Insurers, to varying degrees, are beginning to concern themselves more with the total customer experience. In hand with customer experience efforts are big data initiatives.
“I think the big change, what we’re going to see, is just the use of more and more data. Using all of the different data that’s available,” says Catherine Pearson, senior vice president and practice leader with Environics Analytics. “It is no longer about customer data, or about market data and third-party data, it’s all about everything that’s available.”
Pearson’s comments were part of a panel on the changing customer, presented for attendees at the virtual Future of Insurance conference by Reuters Events.
Although the current reality is still that brokers are responsible for a lot of the industry’s business, clients increasingly want a multi-channel experience, necessitating a new, centralized approach to data for some companies.
“We can no longer maintain customer data siloed across different areas of the company if we want to have at least a chance of developing and enabling a multi-channel experience.” - Marcelo Regen
“Every company out there is at a very different stage on their data analytics journey. However I will venture that much of the data collected is mainly related to fulfilling transaction needs – to rate, to underwrite, to settle claims – and it is siloed within each of those functional areas,” says Marcelo Regen, Allstate Insurance Company of Canada’s, vice president of brand innovation and chief customer officer. “We can no longer maintain customer data siloed across different areas of the company if we want to have at least a chance of developing and enabling a multi-channel experience.”

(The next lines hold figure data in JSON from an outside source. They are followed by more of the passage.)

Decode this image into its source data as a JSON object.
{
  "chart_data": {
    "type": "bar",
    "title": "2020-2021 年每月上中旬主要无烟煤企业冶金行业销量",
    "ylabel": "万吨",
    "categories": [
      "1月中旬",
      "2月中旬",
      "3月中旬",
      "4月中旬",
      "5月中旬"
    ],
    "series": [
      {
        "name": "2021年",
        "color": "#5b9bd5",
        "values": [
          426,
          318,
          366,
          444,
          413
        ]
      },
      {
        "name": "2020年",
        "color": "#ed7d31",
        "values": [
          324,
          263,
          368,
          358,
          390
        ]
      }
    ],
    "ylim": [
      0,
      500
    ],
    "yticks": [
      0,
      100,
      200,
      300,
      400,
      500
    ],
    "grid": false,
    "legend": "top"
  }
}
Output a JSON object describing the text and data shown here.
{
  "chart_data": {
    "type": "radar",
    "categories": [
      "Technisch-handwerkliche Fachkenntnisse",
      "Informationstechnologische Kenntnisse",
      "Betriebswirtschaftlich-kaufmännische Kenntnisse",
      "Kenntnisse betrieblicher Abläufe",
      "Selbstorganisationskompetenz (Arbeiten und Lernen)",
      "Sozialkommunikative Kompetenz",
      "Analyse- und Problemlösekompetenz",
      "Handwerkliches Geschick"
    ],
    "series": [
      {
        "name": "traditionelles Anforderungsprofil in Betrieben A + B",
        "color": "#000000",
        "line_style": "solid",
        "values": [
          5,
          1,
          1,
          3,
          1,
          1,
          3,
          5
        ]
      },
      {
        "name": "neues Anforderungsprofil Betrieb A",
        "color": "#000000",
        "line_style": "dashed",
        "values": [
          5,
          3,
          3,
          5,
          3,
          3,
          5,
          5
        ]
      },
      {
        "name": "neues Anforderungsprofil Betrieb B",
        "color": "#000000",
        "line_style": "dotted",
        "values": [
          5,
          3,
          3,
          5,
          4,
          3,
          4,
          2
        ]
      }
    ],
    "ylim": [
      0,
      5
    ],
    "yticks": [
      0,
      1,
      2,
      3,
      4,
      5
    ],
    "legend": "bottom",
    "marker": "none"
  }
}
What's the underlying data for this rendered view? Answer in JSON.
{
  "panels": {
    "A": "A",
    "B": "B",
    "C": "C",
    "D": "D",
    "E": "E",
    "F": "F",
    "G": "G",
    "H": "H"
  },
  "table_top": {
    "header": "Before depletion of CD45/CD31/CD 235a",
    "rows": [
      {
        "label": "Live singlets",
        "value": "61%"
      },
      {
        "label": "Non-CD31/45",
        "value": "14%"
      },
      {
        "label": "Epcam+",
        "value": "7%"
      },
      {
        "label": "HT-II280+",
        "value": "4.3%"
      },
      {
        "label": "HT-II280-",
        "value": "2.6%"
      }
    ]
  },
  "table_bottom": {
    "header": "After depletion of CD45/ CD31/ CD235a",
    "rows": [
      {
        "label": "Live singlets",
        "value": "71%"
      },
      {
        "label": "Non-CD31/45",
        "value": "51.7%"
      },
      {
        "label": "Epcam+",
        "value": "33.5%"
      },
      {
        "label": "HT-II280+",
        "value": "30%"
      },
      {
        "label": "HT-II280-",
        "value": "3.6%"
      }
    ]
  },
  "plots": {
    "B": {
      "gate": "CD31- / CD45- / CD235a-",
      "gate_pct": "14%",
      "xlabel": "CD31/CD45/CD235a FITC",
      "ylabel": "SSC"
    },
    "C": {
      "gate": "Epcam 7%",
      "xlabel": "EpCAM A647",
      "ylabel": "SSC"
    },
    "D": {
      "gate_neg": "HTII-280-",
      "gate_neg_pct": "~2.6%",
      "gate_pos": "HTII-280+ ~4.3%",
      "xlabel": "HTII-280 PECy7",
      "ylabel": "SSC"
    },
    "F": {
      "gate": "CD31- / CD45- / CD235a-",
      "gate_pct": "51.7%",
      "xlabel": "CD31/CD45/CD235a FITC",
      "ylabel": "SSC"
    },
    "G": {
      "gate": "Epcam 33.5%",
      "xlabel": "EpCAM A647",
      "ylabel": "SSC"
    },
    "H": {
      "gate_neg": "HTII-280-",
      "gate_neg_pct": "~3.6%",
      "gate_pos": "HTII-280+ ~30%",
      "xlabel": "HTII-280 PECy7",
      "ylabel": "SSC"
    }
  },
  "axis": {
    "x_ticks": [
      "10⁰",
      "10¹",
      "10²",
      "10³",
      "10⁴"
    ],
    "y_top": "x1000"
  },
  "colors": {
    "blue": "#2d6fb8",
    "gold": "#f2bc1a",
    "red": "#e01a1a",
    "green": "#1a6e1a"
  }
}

On the cusp of significant change
When they discuss the future, however, there is a sense that insurers are on the cusp of significant change in this respect. Still, Regen says a mindset shift away from product centricity to a focus on the customer is needed.
“I would venture that, to varying degrees, insurance carriers today have their reporting, their systems and even their working groups centered around how we drive profitable growth for our line of business, versus trying to answer the question: how do we optimize the relationship with customers and partners to drive lifetime value?”
Companies would appear to be trying though. Investment in the consumer experience is on the rise, says Christian Bieck, global research leader, insurance, with the IBM Institute for Business Value (IBV).
“When I started my job in the IBV in 2006, we never really talked about customer experience, at least not in insurance. Something like a chief customer experience officer or chief customer officer did not really exist. Now in our survey, 90 per cent of organizations said that they have a chief customer officer or a chief customer experience officer or would be implementing one in the next few years.” (IBM surveyed just under 100 insurance companies and approximately 10,000 consumers in conducting its research.)
“Investment in customer experience has been growing immensely,” he adds, saying that between 2018 and 2022, it is projected that company investment in the consumer experience will increase 36 per cent.
Despite this, he also says that 60 per cent of insurance executives surveyed agreed that a lack of strategic focus, at least to some extent, is a barrier to improving the customer experience with their firms.
What business are you in?
Regen’s advice for those navigating these challenges is to define clearly the business they are in, while resisting the urge to base that definition on what they currently do.
“If we are talking about transforming anything, it is imperative to review and revisit the definition of what business we are in,” he says. “It is important to answer what business you are in based on the purpose you are trying to achieve, not based on what you currently do.” (In insurance, for example, he says companies are not in the business of selling insurance, they’re in the business of prevention and protection.)
“This will point you to the critical capabilities, the competencies that you need to accelerate, the ones that you need to be competent in, and the ones you need to worry about.” More, he adds, this mindset shift will open companies up to exploring adjacent spaces which align with a target customer’s needs, “rather than only aligning to your current operating model or your current systems.”